Vous êtes sûr que c’est un temps de saison ? Certains jours, j’ai du mal à croire que c’est l’été. Un coup il y a du soleil, un coup il fait gris. Ensuite il pleut, ensuite il y a du vent… parfois de l’orage, puis du soleil à nouveau. Ce n’est pas que j’ai peur de l’eau, mais j’espérais rencontrer du monde. Les beaux jours, il y a quelques familles. Des jeunes hommes parfois, mais ils sont fluets, timides et un peu niais. Ils passent leur temps à papoter entre garçons et regarder leur téléphone. Quand ils se trempent les pieds dans l’eau, ils la trouvent un peu froide et hésitent à s’immerger au dessus de la taille. Quelques-uns sont appétissants, j’aimerais les entraîner avec moi. Leur faire perdre pied — cela m’était si facile avant — mais on dirait que je leur fais peur à présent. C’est frustrant. Pour ne pas être complètement ignorée, j’ai même dû faire le premier pas : « Saluuuut ! Moi c’est Marina. Tu viens souvent ici ? Hééé ! Allô ? Reviens, quoi… »
J’ai tout essayé pour ne pas les effrayer. Je suis restée dans l’eau pour ne pas laisser voir le bas de mon corps. J’ai pris un accent provincial pour ne pas être prise pour une Parisienne. J’ai enlevé mes perles pour ne pas faire bourgeoise et brossé mes cheveux pour ne pas faire négligée ; je suis restée seins nus pour ne pas avoir l’air coincée. Je n’ai pas parlé de féminisme, ni de climat, ni d’immigration, ni de vaccins, ni de la guerre en Ukraine, ni d’émeutes. Que des choses positives : les vacances, la mer, les jeux qu’on pourrait faire… Je me suis prise vent sur vent.
Et puis je me suis faite surprendre : il faisait moche, il n’y avait personne, je me suis assoupie sur le sable, la queue dissimulée sous une grande serviette. Quand l’éclaircie m’a réveillée, je l’ai vu à deux pas de moi. Plus possible de me glisser discrètement dans l’eau ! Je lui dis bonjour avec une voix aussi douce que possible et je me dis : « Si je ne l’effraie pas, il va peut-être me parler.
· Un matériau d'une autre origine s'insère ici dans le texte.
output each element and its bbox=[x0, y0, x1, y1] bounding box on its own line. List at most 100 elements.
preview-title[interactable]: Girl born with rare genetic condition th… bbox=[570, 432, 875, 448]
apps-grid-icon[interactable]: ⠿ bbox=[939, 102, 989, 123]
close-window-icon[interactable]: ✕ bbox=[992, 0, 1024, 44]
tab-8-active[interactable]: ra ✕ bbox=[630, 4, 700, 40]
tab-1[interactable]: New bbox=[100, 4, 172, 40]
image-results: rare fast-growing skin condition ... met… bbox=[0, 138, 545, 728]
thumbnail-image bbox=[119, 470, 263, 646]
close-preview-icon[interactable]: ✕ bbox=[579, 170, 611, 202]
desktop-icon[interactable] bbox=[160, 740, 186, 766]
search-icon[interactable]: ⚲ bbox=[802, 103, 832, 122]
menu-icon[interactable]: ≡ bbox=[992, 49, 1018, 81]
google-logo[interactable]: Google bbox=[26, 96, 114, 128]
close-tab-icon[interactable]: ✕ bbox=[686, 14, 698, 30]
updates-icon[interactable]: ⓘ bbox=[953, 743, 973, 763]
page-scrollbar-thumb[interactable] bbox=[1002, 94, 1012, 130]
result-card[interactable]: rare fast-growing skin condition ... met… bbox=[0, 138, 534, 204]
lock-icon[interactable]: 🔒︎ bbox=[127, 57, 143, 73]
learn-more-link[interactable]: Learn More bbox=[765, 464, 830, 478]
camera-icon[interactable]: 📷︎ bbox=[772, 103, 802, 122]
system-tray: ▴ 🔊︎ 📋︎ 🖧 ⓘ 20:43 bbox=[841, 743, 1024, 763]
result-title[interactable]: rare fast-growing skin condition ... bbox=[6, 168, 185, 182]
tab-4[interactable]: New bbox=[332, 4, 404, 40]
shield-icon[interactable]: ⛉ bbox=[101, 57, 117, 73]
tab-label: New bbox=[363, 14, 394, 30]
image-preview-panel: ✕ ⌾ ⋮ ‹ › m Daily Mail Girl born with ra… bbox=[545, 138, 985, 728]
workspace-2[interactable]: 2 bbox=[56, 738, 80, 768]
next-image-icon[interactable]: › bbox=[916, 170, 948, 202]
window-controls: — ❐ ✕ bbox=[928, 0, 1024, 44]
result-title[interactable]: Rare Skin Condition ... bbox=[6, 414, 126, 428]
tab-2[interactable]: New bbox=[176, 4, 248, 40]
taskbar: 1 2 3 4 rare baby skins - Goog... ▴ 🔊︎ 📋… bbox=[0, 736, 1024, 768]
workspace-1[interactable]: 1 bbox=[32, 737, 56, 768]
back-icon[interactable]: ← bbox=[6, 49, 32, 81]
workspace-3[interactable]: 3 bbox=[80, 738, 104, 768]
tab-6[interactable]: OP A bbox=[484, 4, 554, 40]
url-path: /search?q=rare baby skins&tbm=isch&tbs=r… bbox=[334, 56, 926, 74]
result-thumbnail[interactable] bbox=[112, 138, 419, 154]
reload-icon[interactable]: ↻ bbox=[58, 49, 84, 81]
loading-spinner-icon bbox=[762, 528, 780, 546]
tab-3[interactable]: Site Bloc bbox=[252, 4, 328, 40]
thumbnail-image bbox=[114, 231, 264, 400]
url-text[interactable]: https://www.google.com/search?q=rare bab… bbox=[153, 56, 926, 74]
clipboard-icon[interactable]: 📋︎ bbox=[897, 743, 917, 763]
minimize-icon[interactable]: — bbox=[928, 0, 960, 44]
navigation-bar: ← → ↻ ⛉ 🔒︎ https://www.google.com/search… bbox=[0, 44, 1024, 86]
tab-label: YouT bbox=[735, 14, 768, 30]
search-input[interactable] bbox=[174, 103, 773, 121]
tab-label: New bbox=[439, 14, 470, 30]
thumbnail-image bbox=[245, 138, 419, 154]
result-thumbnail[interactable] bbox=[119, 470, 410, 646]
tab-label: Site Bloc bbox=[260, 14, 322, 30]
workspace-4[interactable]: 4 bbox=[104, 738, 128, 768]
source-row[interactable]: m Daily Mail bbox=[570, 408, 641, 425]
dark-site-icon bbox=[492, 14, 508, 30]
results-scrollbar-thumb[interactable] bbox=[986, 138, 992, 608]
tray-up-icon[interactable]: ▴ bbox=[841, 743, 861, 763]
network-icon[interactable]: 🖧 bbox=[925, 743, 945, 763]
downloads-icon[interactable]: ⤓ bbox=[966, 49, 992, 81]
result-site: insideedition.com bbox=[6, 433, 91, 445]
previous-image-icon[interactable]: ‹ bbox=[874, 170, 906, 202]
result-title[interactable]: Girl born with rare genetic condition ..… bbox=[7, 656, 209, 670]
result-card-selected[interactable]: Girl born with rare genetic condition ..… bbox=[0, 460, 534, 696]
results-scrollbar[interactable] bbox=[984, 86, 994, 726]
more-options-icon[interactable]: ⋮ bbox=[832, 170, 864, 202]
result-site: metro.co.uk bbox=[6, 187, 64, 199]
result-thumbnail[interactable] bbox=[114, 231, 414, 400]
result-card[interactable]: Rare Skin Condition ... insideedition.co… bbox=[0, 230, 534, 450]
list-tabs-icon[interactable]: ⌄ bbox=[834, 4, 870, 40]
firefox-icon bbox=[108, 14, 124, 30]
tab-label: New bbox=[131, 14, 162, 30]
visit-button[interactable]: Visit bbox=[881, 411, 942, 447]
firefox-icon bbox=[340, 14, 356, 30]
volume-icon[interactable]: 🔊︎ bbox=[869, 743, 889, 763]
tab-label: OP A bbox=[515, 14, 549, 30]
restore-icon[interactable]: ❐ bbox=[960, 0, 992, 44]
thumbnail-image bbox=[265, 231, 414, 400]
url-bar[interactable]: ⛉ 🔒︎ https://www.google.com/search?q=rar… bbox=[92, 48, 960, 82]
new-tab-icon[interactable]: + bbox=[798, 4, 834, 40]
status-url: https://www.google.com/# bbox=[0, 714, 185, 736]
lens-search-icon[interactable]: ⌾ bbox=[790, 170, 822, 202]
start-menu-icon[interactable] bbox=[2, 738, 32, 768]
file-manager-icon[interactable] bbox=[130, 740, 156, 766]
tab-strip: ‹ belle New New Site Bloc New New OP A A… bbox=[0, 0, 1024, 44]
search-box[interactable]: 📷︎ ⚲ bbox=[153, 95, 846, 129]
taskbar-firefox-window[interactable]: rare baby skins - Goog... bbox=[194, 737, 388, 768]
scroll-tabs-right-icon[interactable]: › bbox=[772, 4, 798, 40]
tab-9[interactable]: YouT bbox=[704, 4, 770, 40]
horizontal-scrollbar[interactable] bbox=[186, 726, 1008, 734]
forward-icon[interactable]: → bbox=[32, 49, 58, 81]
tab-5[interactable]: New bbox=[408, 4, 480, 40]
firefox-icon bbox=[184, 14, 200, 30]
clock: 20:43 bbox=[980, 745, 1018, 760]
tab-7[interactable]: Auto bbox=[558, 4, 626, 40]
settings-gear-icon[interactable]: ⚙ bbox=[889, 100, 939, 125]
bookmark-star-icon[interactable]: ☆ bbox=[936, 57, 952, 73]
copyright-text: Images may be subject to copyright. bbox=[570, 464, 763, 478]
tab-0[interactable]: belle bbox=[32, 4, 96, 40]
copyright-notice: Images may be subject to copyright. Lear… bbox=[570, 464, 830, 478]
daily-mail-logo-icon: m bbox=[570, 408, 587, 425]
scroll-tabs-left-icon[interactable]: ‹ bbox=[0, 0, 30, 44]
Et s’il s’enhardit, nous pourrions flirter un peu… » Et là, catastrophe ! Une rafale emporte ma serviette, je me retrouve toute entière visible, les écailles luisantes comme des paillettes sous le soleil. Le type se retrouve mâchoire pendante, les yeux exorbités par la surprise : « Une… une… » Je me dis : « Tout est fichu : il va s’enfuir en hurlant, rameuter je ne sais pas qui, il va falloir que je fasse des miles et des miles à contre-courant pour trouver un autre lieu de vacances encore plus morne. « T’es… T’es une SIRÈNE ! » C’est généralement à ce moment que les défenseurs du métissage réalisent que certains mélanges ne fonctionnent pas. Ou que l’on essaye de m’éventrer mentalement en se demandant combien de citrons et de beurre il faudrait pour me cuisiner en papillote. Bref, je suis dans la sauce…
« T’es une VRAIE sirène ! Ah, ça me rassure…
— Pardon ?
— J’ai cru que t’étais une meuf. Ah, mais c’est trop cool, ça ! Je m’appelle Samuel, et toi ?
— Marina.
— Mais c’est trop mimi ! Je peux m’installer à côté de toi ? Tu viens souvent ici ? »
Et voilà comment Sam est devenu mon pote tout le reste de l’été.